Войдя в квартиру, она опустила на пол пакеты с покупками и сразу поставила вариться картошку и яйца. Руки очень ощутимо дрожали.
«Плохо это, — расстроилась Тамара Павловна. Бросила взгляд на часы и опечалилась ещё больше. — Ого, как время летит!.. — И наконец, уже без особой связи с огорчительными обстоятельствами, вспомнила Фраермана. — Интересно, что они там с Наливайко жрут? Может, ягоды и мох собирают? И вообще, обрадуется ли Вася новой машине? Кабы не принялся по старому „козлу“ причитать…»
Первая половина дня с её радостными волнениями вдруг показалась Тамаре Павловне чуть ли не катастрофой. Она вздохнула и внимательнее прислушалась к собственным ощущениям. Состояние описывалось ёмким словечком из современного лексикона — «отходняк». Хотелось заползти под уютный плед и свернуться клубочком, отвернувшись от мира, но — женская доля — необходимо было резать лук, крошить ветчину, тереть огурцы, вытаскивать косточки из селёдочной тушки…
Тамара Павловна позволила себе поддаться лишь одному внезапному импульсу. Схватила мобильник и стала нажимать кнопочки, откровенно выпрашивая у судьбы чудо. Увы, в небесной канцелярии, похоже, решили, что на сегодня ей везения хватит. Выслушав ритуальную фразу насчёт «либо отключён, либо находится вне зоны», она тихо ругнулась, сунула телефон в карман и побежала на кухню.
По предварительной договорённости О'Нил грозился позвонить из Пулково примерно в шестнадцать часов. Объявился он в шестнадцать тридцать.

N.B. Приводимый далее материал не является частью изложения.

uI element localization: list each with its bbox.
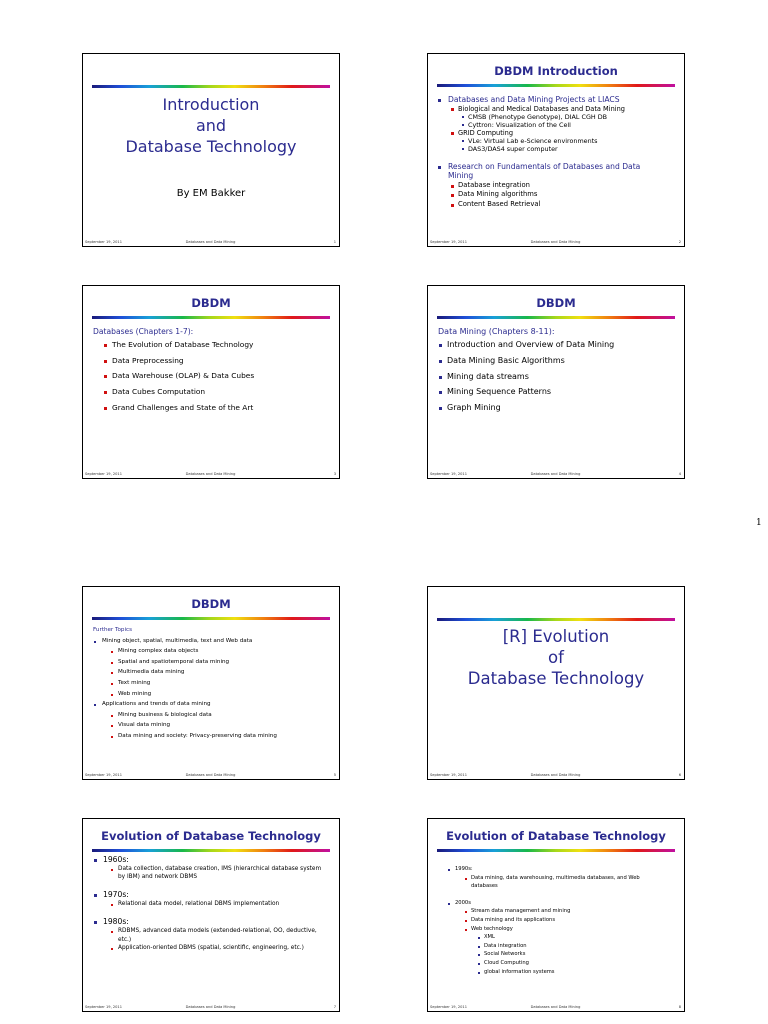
bullet: Research on Fundamentals of Databases and Data Mining <box>438 162 658 181</box>
slide-4 <box>427 285 685 479</box>
slide-footer: September 19, 2011 Databases and Data Mining 1 <box>85 240 336 244</box>
list-item: Data Warehouse (OLAP) & Data Cubes <box>104 368 333 384</box>
slide-7 <box>82 818 340 1012</box>
list-item: Multimedia data mining <box>93 667 333 678</box>
list-item: Data mining, data warehousing, multimedia databases, and Web databases <box>438 874 651 891</box>
slide-title: Evolution of Database Technology <box>446 829 666 843</box>
gradient-bar <box>437 84 675 87</box>
slide-3 <box>82 285 340 479</box>
list-item: RDBMS, advanced data models (extended-relational, OO, deductive, etc.) <box>93 927 318 944</box>
bullet: VLe: Virtual Lab e-Science environments <box>438 137 678 145</box>
slide-footer: September 19, 2011 Databases and Data Mining 6 <box>430 773 681 777</box>
list-item: Stream data management and mining <box>438 907 678 916</box>
slide-body <box>438 95 678 209</box>
list-item: Applications and trends of data mining <box>93 699 333 710</box>
list-item: 1990s: <box>438 865 678 874</box>
slide-1 <box>82 53 340 247</box>
list-item: Data collection, database creation, IMS (hierarchical database system by IBM) and network DBMS <box>93 865 323 882</box>
slide-title: DBDM <box>536 296 576 310</box>
list-item: Data Cubes Computation <box>104 384 333 400</box>
slide-title: [R] Evolution of Database Technology <box>467 627 645 688</box>
list-item: Mining business & biological data <box>93 710 333 721</box>
list-item: Mining data streams <box>438 369 678 385</box>
slide-heading: Data Mining (Chapters 8-11): <box>438 327 555 336</box>
bullet: Databases and Data Mining Projects at LIACS <box>438 95 678 105</box>
page-number: 1 <box>756 518 762 528</box>
gradient-bar <box>92 617 330 620</box>
slide-2 <box>427 53 685 247</box>
slide-footer: September 19, 2011 Databases and Data Mining 2 <box>430 240 681 244</box>
list-item: 2000s <box>438 899 678 908</box>
slide-6 <box>427 586 685 780</box>
slide-footer: September 19, 2011 Databases and Data Mining 3 <box>85 472 336 476</box>
list-item: Spatial and spatiotemporal data mining <box>93 657 333 668</box>
list-item: Mining object, spatial, multimedia, text and Web data <box>93 636 333 647</box>
gradient-bar <box>437 316 675 319</box>
slide-heading: Further Topics <box>93 627 132 633</box>
bullet: CMSB (Phenotype Genotype), DIAL CGH DB <box>438 113 678 121</box>
slide-body <box>93 326 333 416</box>
list-item: 1980s: <box>93 917 333 927</box>
bullet: GRID Computing <box>438 129 678 137</box>
list-item: 1970s: <box>93 890 333 900</box>
gradient-bar <box>437 618 675 621</box>
gradient-bar <box>92 849 330 852</box>
list-item: Mining complex data objects <box>93 646 333 657</box>
list-item: Introduction and Overview of Data Mining <box>438 337 678 353</box>
slide-title: DBDM Introduction <box>494 64 618 78</box>
bullet: Database integration <box>438 181 678 191</box>
gradient-bar <box>92 85 330 88</box>
list-item: global information systems <box>438 968 678 977</box>
slide-body <box>438 326 678 416</box>
list-item: 1960s: <box>93 855 333 865</box>
list-item: The Evolution of Database Technology <box>104 337 333 353</box>
slide-title: Evolution of Database Technology <box>101 829 321 843</box>
list-item: Mining Sequence Patterns <box>438 384 678 400</box>
slide-title: DBDM <box>191 597 231 611</box>
list-item: Data mining and society: Privacy-preserving data mining <box>93 731 333 742</box>
list-item: Web technology <box>438 925 678 934</box>
slide-footer: September 19, 2011 Databases and Data Mining 7 <box>85 1005 336 1009</box>
bullet: DAS3/DAS4 super computer <box>438 145 678 153</box>
slide-title: Introduction and Database Technology <box>125 95 297 156</box>
list-item: Cloud Computing <box>438 959 678 968</box>
gradient-bar <box>437 849 675 852</box>
list-item: Grand Challenges and State of the Art <box>104 400 333 416</box>
list-item: XML <box>438 933 678 942</box>
slide-body <box>93 625 333 742</box>
slide-title: DBDM <box>191 296 231 310</box>
list-item: Data mining and its applications <box>438 916 678 925</box>
slide-body <box>93 855 333 952</box>
bullet: Biological and Medical Databases and Data Mining <box>438 105 678 113</box>
list-item: Graph Mining <box>438 400 678 416</box>
slide-8 <box>427 818 685 1012</box>
gradient-bar <box>92 316 330 319</box>
slide-footer: September 19, 2011 Databases and Data Mining 5 <box>85 773 336 777</box>
slide-footer: September 19, 2011 Databases and Data Mining 4 <box>430 472 681 476</box>
list-item: Web mining <box>93 689 333 700</box>
list-item: Data integration <box>438 942 678 951</box>
list-item: Data Preprocessing <box>104 353 333 369</box>
list-item: Relational data model, relational DBMS implementation <box>93 900 333 908</box>
slide-footer: September 19, 2011 Databases and Data Mining 8 <box>430 1005 681 1009</box>
bullet: Content Based Retrieval <box>438 200 678 210</box>
bullet: Cyttron: Visualization of the Cell <box>438 121 678 129</box>
slide-author: By EM Bakker <box>176 188 246 199</box>
slide-heading: Databases (Chapters 1-7): <box>93 327 194 336</box>
list-item: Application-oriented DBMS (spatial, scientific, engineering, etc.) <box>93 944 333 952</box>
list-item: Social Networks <box>438 950 678 959</box>
bullet: Data Mining algorithms <box>438 190 678 200</box>
list-item: Text mining <box>93 678 333 689</box>
list-item: Data Mining Basic Algorithms <box>438 353 678 369</box>
slide-body <box>438 865 678 976</box>
slide-5 <box>82 586 340 780</box>
list-item: Visual data mining <box>93 720 333 731</box>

— Добрый после-полдень! Мы взяли кеб и едем в гостиницу, чтобы регистрироваться и оставлять вещи. Водитель говорит, мы будем иметь честь быть у вас в девятнадцать сотен…
Тамара Павловна облизывала селёдочные пальцы, силясь сообразить, что имел в виду англичанин. «Ага! То бишь в девятнадцать ноль-ноль…»
— Очень хорошо, жду вас, джентльмены, — ответила она и, нажав отбой, обвела квартиру словно бы глазами гостей.
Боже, какой бардак!.. Тот факт, что они с Васей успешно обходились без евроремонта, исправить за оставшееся время она уже при всём желании не могла. Но хоть как-то распихать по углам барахло, усугублённое пылью, скопившейся за время её московской командировки…
Без пяти минут семь Тамара Павловна поставила сушиться тщательно отжатую швабру.